If the saying "you are what you eat" rings true, then the scientific corollary may be that what your pregnant mother ate plays a permanent role in your physical make-up as well.
Studies in mice by Robert Waterland, Ph.D., assistant professor of pediatrics at Baylor College of Medicine and the U.S.D.A/A.R.S Children's Nutrition Research Center at BCM and Texas Children's Hospital, show that small changes in the diets of pregnant mice can have profound effects on the development of their offspring, dramatically changing the appearance of genetically identical young mice. His most recent study in the area appears in the journal Genesis.
Biological mechanism
"There are a lot of published studies showing that nutrition during the prenatal and early postnatal period of life can have an effect on chronic disease susceptibility," said Waterland. "However, little is known about the exact biological mechanism by which that happens."

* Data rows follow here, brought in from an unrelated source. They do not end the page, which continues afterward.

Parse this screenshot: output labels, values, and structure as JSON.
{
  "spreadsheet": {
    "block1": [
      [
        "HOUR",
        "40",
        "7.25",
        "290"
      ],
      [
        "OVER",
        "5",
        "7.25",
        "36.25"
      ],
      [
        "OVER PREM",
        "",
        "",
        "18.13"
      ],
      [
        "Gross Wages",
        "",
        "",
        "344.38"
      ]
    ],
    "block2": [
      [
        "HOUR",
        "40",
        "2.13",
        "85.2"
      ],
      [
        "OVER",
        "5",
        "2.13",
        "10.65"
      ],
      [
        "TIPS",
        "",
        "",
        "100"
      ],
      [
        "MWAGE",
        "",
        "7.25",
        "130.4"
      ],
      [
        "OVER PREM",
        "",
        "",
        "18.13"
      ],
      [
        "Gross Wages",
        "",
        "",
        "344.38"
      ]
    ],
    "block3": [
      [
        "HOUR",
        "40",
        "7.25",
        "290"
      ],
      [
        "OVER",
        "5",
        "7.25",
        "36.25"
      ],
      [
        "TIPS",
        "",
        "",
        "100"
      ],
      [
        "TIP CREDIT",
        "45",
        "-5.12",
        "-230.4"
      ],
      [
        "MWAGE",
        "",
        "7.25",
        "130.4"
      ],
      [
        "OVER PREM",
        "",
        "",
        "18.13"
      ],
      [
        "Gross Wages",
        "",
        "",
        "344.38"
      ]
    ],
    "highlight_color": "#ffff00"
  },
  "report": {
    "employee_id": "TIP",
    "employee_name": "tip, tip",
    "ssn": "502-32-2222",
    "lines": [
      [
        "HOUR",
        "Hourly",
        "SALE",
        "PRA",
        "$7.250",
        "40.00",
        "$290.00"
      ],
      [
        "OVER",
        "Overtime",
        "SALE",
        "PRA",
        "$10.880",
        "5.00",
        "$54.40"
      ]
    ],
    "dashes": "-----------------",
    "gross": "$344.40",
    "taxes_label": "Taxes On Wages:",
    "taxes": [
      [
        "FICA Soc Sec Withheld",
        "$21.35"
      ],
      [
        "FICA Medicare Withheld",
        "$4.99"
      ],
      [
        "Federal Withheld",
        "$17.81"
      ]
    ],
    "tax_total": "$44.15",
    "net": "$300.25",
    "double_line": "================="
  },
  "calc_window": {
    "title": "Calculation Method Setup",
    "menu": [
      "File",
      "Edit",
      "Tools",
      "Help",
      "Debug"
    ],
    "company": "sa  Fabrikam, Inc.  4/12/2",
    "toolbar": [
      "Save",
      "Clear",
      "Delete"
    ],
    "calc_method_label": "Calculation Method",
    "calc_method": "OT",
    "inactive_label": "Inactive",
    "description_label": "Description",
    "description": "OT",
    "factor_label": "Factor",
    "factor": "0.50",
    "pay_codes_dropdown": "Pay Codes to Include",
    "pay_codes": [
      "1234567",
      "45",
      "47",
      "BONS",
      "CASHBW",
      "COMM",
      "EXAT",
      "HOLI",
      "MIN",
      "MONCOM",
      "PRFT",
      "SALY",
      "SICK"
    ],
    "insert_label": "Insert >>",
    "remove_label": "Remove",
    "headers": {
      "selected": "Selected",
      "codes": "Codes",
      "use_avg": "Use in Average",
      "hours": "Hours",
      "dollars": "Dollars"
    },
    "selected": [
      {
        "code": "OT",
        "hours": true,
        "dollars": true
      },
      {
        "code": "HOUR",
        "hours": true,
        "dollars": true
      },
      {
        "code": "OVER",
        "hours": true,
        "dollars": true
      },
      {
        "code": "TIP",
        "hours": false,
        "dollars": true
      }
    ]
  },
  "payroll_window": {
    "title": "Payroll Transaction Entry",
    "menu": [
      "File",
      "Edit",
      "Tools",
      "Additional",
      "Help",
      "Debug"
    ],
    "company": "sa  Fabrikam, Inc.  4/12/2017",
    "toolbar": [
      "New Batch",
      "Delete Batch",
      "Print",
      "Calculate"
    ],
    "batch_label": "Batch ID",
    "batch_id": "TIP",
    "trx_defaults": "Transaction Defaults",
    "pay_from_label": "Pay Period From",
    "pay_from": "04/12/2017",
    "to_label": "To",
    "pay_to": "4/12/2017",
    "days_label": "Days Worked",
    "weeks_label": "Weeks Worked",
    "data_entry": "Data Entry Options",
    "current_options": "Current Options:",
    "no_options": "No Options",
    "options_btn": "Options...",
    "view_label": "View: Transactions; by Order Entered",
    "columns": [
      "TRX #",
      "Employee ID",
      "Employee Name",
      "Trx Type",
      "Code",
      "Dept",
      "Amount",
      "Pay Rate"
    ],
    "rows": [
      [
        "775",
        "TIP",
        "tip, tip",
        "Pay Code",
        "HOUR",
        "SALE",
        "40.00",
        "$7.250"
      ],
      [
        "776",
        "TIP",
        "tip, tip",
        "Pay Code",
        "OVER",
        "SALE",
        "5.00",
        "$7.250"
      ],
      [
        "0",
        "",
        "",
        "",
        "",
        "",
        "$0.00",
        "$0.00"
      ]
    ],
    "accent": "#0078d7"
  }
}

Identifying these biological factors is the thrust of Waterland's work. In his most recent study, Waterland and colleagues at BCM and Duke University Medical Center in Durham, N.C., studied the effect of a change in maternal diet on mice known for a genetic mutation that caused their tails to kink.
In this instance, a piece of DNA called a retrotransposon inserted itself into a portion of the axin gene. These animals, known as "axin-fused" mice, are often born with kinky tails.
However, when pregnant axin-fused mice were fed a diet with extra folic acid, vitamin B12, betaine, and choline, their offspring were about half as likely to have tail kinks than were the offspring of mother mice fed a normal diet. The scientists found that this occurred because the diet led to increased DNA methylation of the axin gene (literally adding a component called a methyl group to DNA), chemically "handcuffing" the gene and preventing it from producing the protein that led to tail kinking.
Earlier, they found a similar process involved in determining coat color in a strain of mice called viable yellow agouti or Avy. However, in those mice, the effect of the diet was seen much earlier in development than that seen in the axin-fused mice.
Diet could be used as strategy
The two studies involved bits of DNA known as metastable epialleles, where DNA methylation varies dramatically among different individuals. In both cases, the viable yellow agouti and the axin-fused mice, DNA methylation in these portions of the genome was affected by the maternal diet, suggesting a strategy for identifying similar spots in the human genome that are affected by maternal diet.
Others who participated in this research include Dana C. Dolinoy of Duke University Medical Center and Juan-Ru Lin, Charlotte A. Smith, Xin Shi and Kajal G. Tahiliani of Baylor College of Medicine.
Funding for this research came from the National Institutes of Health, the U.S. Department of Agriculture and the March of Dimes Birth Defects Foundation.